高橋 祥史
新潟市医師会会員の皆様におかれましては、益々ご清祥のこととお慶び申し上げます。
2024年10月11日、新潟市西区真砂に新たに誕生しました真砂メディカルゾーン内に内科クリニックを開院いたしました。どうぞよろしくお願いいたします。
まず、私が開業を決意したきっかけについてお話しします。
私は消化器内科医としてこれまで勤務してきた柏崎総合医療センター、新潟大学医歯学総合病院、新潟県立がんセンター新潟病院で多くの患者さん方と関わらせていただくことで、様々な知識や経験を得ることができ、充実した日々を過ごしておりましたが、いつからか、病気の発見・治療だけでなく、地域における、かかりつけ医として、患者さん方とより身近な距離でしっかり向き合いたいという強い思いが生じてきました。そうした中で、私が研修医時代からお世話になっていた冨田幸治医師と数年ぶりにお話しする機会があり、その際に私の気持ちをお伝えしたところ、冨田医師も私と同じ考えを持たれていたことが分かりました。その時の会話がきっかけとなり、2人で開業することを決意いたしました。
次に当院が位置する新潟市西区の現状ならび真砂メディカルゾーンについてご紹介いたします。
新潟市西区は、2020年時点で高齢化率が29.0%と高く、今後も75歳以上の後期高齢者人口が増加すると予測されています。現在、新潟市では人口減少や高齢化、医師の働き方改革などを背景に、地域医療構想を推進し、医療機関の機能分化・連携が求められております。
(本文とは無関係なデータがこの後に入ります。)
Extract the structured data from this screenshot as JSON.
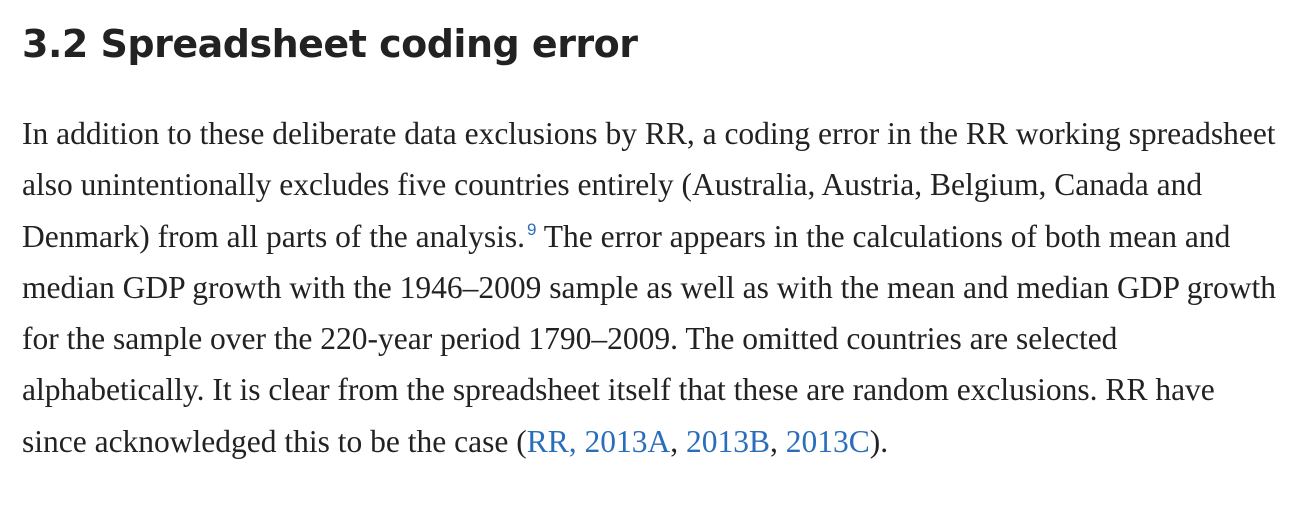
{
  "section": {
    "heading": "3.2 Spreadsheet coding error",
    "paragraph": {
      "text_before_footnote": "In addition to these deliberate data exclusions by RR, a coding error in the RR working spreadsheet also unintentionally excludes five countries entirely (Australia, Austria, Belgium, Canada and Denmark) from all parts of the analysis.",
      "footnote_ref": "9",
      "text_after_footnote": " The error appears in the calculations of both mean and median GDP growth with the 1946–2009 sample as well as with the mean and median GDP growth for the sample over the 220-year period 1790–2009. The omitted countries are selected alphabetically. It is clear from the spreadsheet itself that these are random exclusions. RR have since acknowledged this to be the case (",
      "citations": [
        {
          "label": "RR, 2013A"
        },
        {
          "label": "2013B"
        },
        {
          "label": "2013C"
        }
      ],
      "citation_separator": ", ",
      "text_end": ")."
    }
  },
  "colors": {
    "text": "#222222",
    "link": "#2a6ebb"
  }
}
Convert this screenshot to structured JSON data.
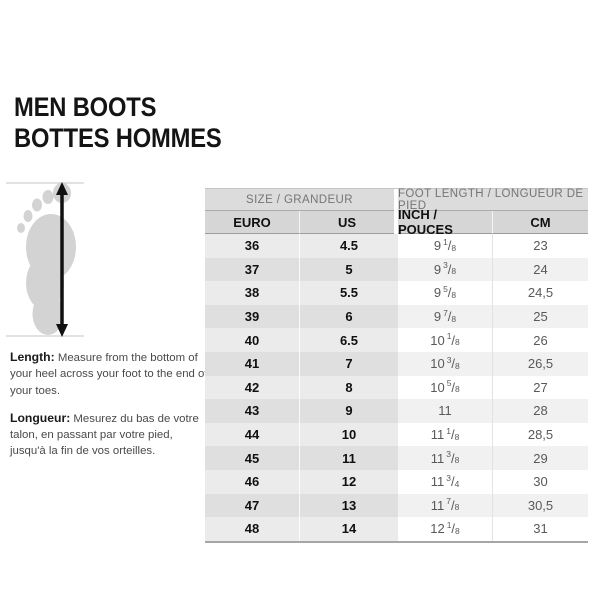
{
  "header": {
    "title_line1": "MEN BOOTS",
    "title_line2": "BOTTES HOMMES"
  },
  "instructions": {
    "length_label": "Length:",
    "length_text": "Measure from the bottom of your heel across your foot to the end of your toes.",
    "longueur_label": "Longueur:",
    "longueur_text": "Mesurez du bas de votre talon, en passant par votre pied, jusqu'à la fin de vos orteilles."
  },
  "icons": {
    "foot_diagram": "foot-silhouette-with-vertical-measure-arrow"
  },
  "colors": {
    "background": "#ffffff",
    "title_text": "#141414",
    "group_header_bg": "#dcdcdc",
    "group_header_text": "#757575",
    "column_header_bg": "#d6d6d6",
    "column_header_text": "#101010",
    "row_left_even_bg": "#ebebeb",
    "row_left_odd_bg": "#dfdfdf",
    "row_right_even_bg": "#ffffff",
    "row_right_odd_bg": "#f1f1f1",
    "value_text": "#595959",
    "table_bottom_border": "#a6a6a6",
    "foot_fill": "#d3d3d3",
    "arrow_color": "#111111",
    "guide_line": "#c4c4c4"
  },
  "table": {
    "group_headers": [
      "SIZE / GRANDEUR",
      "FOOT LENGTH / LONGUEUR DE PIED"
    ],
    "column_headers": [
      "EURO",
      "US",
      "INCH / POUCES",
      "CM"
    ],
    "rows": [
      {
        "euro": "36",
        "us": "4.5",
        "inch": "9 1/8",
        "cm": "23"
      },
      {
        "euro": "37",
        "us": "5",
        "inch": "9 3/8",
        "cm": "24"
      },
      {
        "euro": "38",
        "us": "5.5",
        "inch": "9 5/8",
        "cm": "24,5"
      },
      {
        "euro": "39",
        "us": "6",
        "inch": "9 7/8",
        "cm": "25"
      },
      {
        "euro": "40",
        "us": "6.5",
        "inch": "10 1/8",
        "cm": "26"
      },
      {
        "euro": "41",
        "us": "7",
        "inch": "10 3/8",
        "cm": "26,5"
      },
      {
        "euro": "42",
        "us": "8",
        "inch": "10 5/8",
        "cm": "27"
      },
      {
        "euro": "43",
        "us": "9",
        "inch": "11",
        "cm": "28"
      },
      {
        "euro": "44",
        "us": "10",
        "inch": "11 1/8",
        "cm": "28,5"
      },
      {
        "euro": "45",
        "us": "11",
        "inch": "11 3/8",
        "cm": "29"
      },
      {
        "euro": "46",
        "us": "12",
        "inch": "11 3/4",
        "cm": "30"
      },
      {
        "euro": "47",
        "us": "13",
        "inch": "11 7/8",
        "cm": "30,5"
      },
      {
        "euro": "48",
        "us": "14",
        "inch": "12 1/8",
        "cm": "31"
      }
    ]
  },
  "chart_data": {
    "type": "table",
    "title": "MEN BOOTS / BOTTES HOMMES size chart",
    "columns": [
      "EURO",
      "US",
      "INCH / POUCES",
      "CM"
    ],
    "rows": [
      [
        "36",
        "4.5",
        "9 1/8",
        "23"
      ],
      [
        "37",
        "5",
        "9 3/8",
        "24"
      ],
      [
        "38",
        "5.5",
        "9 5/8",
        "24,5"
      ],
      [
        "39",
        "6",
        "9 7/8",
        "25"
      ],
      [
        "40",
        "6.5",
        "10 1/8",
        "26"
      ],
      [
        "41",
        "7",
        "10 3/8",
        "26,5"
      ],
      [
        "42",
        "8",
        "10 5/8",
        "27"
      ],
      [
        "43",
        "9",
        "11",
        "28"
      ],
      [
        "44",
        "10",
        "11 1/8",
        "28,5"
      ],
      [
        "45",
        "11",
        "11 3/8",
        "29"
      ],
      [
        "46",
        "12",
        "11 3/4",
        "30"
      ],
      [
        "47",
        "13",
        "11 7/8",
        "30,5"
      ],
      [
        "48",
        "14",
        "12 1/8",
        "31"
      ]
    ]
  }
}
このような地域性と現在の医療環境下において、当院の他、皮膚科クリニック、小児科クリニックといった複数のクリニックが集まる真砂メディカルゾーンは、患者さん方にとって、複数の診療科を一度に受診でき、また、同じ場所で薬を受け取ることも可能な為、医療機関をはしごする手間が省けることから、利便性が向上します。異なる診療科の医師が連携しやすい為、総合的な医療サービスを受けられることから、連携医療の促進にも繋がりますので、地域住民の健康をサポートする新たな医療施設として今後、重要な役割を担っていくことが期待されております。
ここからは当院についてご紹介をさせていただきます。
当院は消化器内科医である私と循環器内科医である冨田医師の2診体制で診療を行っております。また、当院ではWeb予約、Web問診システム、自動精算機を導入し、十分な診療時間の確保と患者さん方の待ち時間短縮を図っていますが、予約がない方々も可能な限り、診療を行っています。当院で行っている検査・治療について簡単にご紹介いたします。
私の専門分野である、消化器内科分野で行っている検査・治療は、上・下部内視鏡検査、腹部エコー検査(※対象となる患者さんには肝硬度測定も行っています)、大腸ポリープ切除術、ピロリ除菌治療、炎症性腸疾患治療などを行っております。なお、上・下部内視鏡検査につきましては、静脈麻酔を用いた鎮静下での検査・治療も行っておりますので、鎮静下での内視鏡検査を希望されている患者さんがおられましたら、ぜひ、ご紹介いただければ幸いです。
冨田医師の専門分野である、循環器内科分野で行っている検査・治療は、心臓エコー検査、下肢静脈エコー検査、頸動脈エコー検査、ABI検査(足首と上腕の血圧の比を計測し、動脈硬化の度合いや早期血管障害を検出する検査)の他、心臓ペースメーカーチェック、不整脈治療、心不全治療などを行っております。
また、各々の専門分野以外にも、生活習慣病、新型コロナウイルスやインフルエンザなどの感染症の他、内科全般にわたる診療を行っておりますし、通院が困難な方には訪問診療も行っています。
最後になりますが、当院の基本理念である『心に寄り添う温かな医療(癒療)』の下、地域に根差した温かなクリニックとなることを目標に、スタッフ一同、日々、努力をしていきますので、今後ともご指導とご鞭撻の程、よろしくお願いいたします。